The phenomenon of sequence-induced DNA bending by A-tracts raises the question of whether a similar effect can occur in dsRNA. This question is more complicated than one would expect. For example, the few structures of naked RNA duplexes available from X-ray crystallography experiments often present artifacts (Šponer et al., Reference Šponer, Bussi, Krepl, Banáš, Bottaro, Cunha, Gil-Ley, Pinamonti, Poblete, Jurečka, Walter and Otyepka2018). This issue constitutes an important drawback for experimental validation of dsRNA MD simulations via X-ray crystallography data (Šponer et al., Reference Šponer, Bussi, Krepl, Banáš, Bottaro, Cunha, Gil-Ley, Pinamonti, Poblete, Jurečka, Walter and Otyepka2018). Testing MD against single-molecule experiments can therefore be a promising route for exploring sequence-dependent dsRNA features. By combining MD simulations and AFM experiments, it has been recently shown that alternating adenines and uracils – or AU-tracts – bend the RNA duplex (Marin-Gonzalez et al., Reference Marin-Gonzalez, Aicart-Ramos, Marin-Baquero, Martín-González, Suomalainen, Kannan, Vilhena, Greber, Moreno-Herrero and Pérez2020b) (see Fig. 4e). AU-tracts were long known to possess a peculiar structure at a local base pair level (Dock-Bregeon et al., Reference Dock-Bregeon, Chevrier, Podjarny, Johnson, De Bear, Gough, Gilham and Moras1989), but their effect on global dsRNA features had remained largely unexplored. The MD simulations from Marin-Gonzalez et al. (Reference Marin-Gonzalez, Aicart-Ramos, Marin-Baquero, Martín-González, Suomalainen, Kannan, Vilhena, Greber, Moreno-Herrero and Pérez2020b) revealed that dsRNA molecules with AU-tracts were systematically more bent than sequences lacking this motif. Motivated by this finding, dsRNA molecules were fabricated with repetitions of AU-tracts spaced by 11 bp and these molecules were imaged using an AFM. The images revealed a bent character in these AU-tract molecules, which was quantified by a value of the persistence length as low as ~30 nm, about half the standard value of dsRNA (~60 nm). These findings argue against simplistic conceptions of dsRNA as a regular helix. Further investigation will be required to elucidate the molecular mechanisms and the possible biological consequences of this novel phenomenon.
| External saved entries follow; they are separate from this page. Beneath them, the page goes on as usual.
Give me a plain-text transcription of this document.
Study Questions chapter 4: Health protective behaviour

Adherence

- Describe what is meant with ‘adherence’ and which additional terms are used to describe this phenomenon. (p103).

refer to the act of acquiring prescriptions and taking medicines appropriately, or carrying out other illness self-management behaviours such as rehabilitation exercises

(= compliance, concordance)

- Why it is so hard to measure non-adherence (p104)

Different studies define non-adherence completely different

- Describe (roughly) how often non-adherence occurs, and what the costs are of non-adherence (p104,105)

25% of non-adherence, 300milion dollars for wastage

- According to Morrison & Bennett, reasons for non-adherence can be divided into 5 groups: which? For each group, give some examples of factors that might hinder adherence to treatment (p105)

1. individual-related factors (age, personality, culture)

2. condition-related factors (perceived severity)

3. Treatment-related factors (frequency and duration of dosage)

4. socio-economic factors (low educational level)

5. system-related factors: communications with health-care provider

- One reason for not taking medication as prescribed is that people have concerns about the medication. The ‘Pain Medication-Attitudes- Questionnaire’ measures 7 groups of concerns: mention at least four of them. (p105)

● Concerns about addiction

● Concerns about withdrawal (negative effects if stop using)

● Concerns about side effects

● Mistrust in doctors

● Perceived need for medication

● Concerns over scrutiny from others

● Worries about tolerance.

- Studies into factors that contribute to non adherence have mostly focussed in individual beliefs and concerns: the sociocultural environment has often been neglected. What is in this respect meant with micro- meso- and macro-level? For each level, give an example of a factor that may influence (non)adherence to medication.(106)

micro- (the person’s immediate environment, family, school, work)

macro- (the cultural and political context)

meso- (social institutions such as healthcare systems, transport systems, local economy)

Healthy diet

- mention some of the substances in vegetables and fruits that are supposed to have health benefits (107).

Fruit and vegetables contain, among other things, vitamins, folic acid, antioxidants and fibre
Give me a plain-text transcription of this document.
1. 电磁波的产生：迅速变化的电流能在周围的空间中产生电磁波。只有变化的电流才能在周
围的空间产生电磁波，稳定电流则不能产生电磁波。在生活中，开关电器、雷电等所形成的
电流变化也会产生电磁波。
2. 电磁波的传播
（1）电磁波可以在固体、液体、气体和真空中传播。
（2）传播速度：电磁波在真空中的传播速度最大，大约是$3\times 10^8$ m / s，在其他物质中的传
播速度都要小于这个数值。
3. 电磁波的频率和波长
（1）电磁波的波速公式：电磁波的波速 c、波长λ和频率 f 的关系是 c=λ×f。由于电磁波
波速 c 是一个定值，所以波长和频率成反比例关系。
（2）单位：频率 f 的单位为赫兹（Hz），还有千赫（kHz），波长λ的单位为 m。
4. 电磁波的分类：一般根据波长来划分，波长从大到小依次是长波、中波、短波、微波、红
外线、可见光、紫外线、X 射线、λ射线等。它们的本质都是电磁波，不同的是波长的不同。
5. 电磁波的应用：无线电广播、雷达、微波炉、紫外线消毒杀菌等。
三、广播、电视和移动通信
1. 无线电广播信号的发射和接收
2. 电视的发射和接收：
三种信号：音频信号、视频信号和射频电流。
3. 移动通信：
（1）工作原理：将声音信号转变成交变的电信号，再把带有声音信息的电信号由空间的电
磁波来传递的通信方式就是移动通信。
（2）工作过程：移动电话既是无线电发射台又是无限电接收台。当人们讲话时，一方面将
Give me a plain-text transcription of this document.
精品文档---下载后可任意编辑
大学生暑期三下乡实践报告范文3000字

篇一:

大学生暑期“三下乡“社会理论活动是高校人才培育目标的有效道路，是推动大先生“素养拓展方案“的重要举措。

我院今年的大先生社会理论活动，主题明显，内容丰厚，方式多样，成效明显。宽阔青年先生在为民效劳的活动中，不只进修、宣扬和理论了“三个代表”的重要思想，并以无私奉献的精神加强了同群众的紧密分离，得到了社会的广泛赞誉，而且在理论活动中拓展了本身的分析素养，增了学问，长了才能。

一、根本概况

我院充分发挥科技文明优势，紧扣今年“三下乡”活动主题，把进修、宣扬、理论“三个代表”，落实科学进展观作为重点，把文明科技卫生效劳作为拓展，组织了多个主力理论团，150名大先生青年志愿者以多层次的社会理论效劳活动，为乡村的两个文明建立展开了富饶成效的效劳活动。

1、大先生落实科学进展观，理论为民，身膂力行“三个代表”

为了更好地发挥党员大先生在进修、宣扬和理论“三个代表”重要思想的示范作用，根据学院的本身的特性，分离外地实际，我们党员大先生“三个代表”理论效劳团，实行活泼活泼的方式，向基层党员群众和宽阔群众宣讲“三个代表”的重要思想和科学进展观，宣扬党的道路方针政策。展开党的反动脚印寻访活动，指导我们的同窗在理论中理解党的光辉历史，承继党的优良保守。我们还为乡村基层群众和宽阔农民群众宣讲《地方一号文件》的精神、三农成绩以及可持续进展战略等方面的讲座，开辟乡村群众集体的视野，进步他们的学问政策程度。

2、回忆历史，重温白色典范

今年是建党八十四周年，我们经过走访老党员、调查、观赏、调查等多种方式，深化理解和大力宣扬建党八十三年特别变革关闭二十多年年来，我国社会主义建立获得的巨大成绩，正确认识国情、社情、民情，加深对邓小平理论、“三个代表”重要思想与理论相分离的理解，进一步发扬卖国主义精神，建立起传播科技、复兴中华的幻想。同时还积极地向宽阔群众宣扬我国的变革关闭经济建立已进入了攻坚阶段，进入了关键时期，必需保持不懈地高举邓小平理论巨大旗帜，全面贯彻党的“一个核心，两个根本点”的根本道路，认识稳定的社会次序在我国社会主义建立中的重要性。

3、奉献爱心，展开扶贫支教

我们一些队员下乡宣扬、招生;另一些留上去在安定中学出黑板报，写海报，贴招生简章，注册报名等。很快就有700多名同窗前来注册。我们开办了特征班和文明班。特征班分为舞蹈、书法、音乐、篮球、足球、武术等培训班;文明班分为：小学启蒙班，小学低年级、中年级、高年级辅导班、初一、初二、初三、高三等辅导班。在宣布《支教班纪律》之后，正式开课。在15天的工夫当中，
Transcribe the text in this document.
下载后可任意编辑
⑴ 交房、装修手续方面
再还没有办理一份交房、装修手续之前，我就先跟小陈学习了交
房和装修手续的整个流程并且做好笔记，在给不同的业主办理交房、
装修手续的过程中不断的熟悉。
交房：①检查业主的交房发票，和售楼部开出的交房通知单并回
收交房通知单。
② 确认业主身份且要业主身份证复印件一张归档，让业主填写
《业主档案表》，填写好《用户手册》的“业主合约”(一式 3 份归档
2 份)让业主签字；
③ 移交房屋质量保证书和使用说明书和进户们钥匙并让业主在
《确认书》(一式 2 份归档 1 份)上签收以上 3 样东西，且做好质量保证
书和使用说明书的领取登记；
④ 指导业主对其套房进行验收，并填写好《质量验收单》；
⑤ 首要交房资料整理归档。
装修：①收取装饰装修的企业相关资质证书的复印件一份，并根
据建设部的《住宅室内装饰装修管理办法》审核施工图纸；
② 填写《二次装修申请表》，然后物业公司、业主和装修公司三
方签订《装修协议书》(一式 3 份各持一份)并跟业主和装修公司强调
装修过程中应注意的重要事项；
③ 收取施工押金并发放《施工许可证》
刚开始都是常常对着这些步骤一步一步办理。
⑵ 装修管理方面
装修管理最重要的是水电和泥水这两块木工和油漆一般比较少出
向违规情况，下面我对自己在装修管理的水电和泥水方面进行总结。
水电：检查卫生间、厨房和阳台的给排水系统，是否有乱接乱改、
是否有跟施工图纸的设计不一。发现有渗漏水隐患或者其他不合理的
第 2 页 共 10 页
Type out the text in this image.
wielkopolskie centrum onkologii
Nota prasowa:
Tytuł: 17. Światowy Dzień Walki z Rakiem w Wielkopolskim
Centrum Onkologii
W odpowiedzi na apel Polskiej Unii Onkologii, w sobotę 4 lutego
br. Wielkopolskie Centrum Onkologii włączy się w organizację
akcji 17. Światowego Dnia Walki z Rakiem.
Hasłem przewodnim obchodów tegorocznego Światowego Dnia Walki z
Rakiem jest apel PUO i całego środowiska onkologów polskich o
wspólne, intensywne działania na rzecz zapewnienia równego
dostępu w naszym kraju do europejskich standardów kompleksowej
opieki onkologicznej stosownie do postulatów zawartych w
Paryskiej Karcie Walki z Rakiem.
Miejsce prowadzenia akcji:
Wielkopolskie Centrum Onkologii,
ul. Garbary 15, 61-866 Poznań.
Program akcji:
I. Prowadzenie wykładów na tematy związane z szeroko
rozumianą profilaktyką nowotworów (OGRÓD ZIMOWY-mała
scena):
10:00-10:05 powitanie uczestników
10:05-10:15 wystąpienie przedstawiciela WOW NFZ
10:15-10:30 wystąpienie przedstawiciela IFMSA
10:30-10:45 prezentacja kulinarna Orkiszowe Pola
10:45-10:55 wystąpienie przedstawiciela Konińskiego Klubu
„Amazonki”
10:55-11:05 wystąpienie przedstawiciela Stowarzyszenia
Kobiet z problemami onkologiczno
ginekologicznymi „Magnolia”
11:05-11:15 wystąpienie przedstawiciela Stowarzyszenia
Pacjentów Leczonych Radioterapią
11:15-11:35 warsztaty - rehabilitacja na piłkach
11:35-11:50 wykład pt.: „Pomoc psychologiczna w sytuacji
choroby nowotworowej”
Sequence-dependent mechanical properties

The aforementioned sequence-dependent dsRNA bending demonstrates that the nucleotide sequence can affect in a very distinct manner the structure of dsDNA and dsRNA. Namely, A-tracts induce an intrinsic bend in dsDNA, but not in dsRNA; and AU-tracts have the opposite effect: they bend dsRNA, but not dsDNA (see Fig. 4e). Therefore, it would be natural to expect that the nucleotide sequence would also impact the relative flexibility of dsDNA and dsRNA in different ways. A recent simulation study suggests that this might be the case (Marin-Gonzalez et al., Reference Marin-Gonzalez, Vilhena, Moreno-Herrero and Perez2019b). Using MD simulations, Marin-Gonzalez et al. measured the mechanical response of several dsRNA sequences and compared the results with dsDNA analogs of the same sequence. dsRNA molecules were always more flexible to stretching deformations than dsDNA ones, regardless of the sequence. However, the effect of the nucleotide sequence on the stretching flexibility was completely different in the two nucleic acids. For example, the poly(rG:rC) RNA duplex is relatively rigid to stretching, but a poly(dG:dC) DNA duplex is highly flexible when compared with an arbitrary sequence (see Fig. 4f). On the contrary, the poly(rG–rC) dsRNA molecule is flexible to stretching, but the poly(dG–dC) dsDNA is rigid. The molecular mechanisms behind this difference are to be examined. Furthermore, the idea that sequence effects on dsDNA and dsRNA flexibility can be substantially different still awaits experimental validation.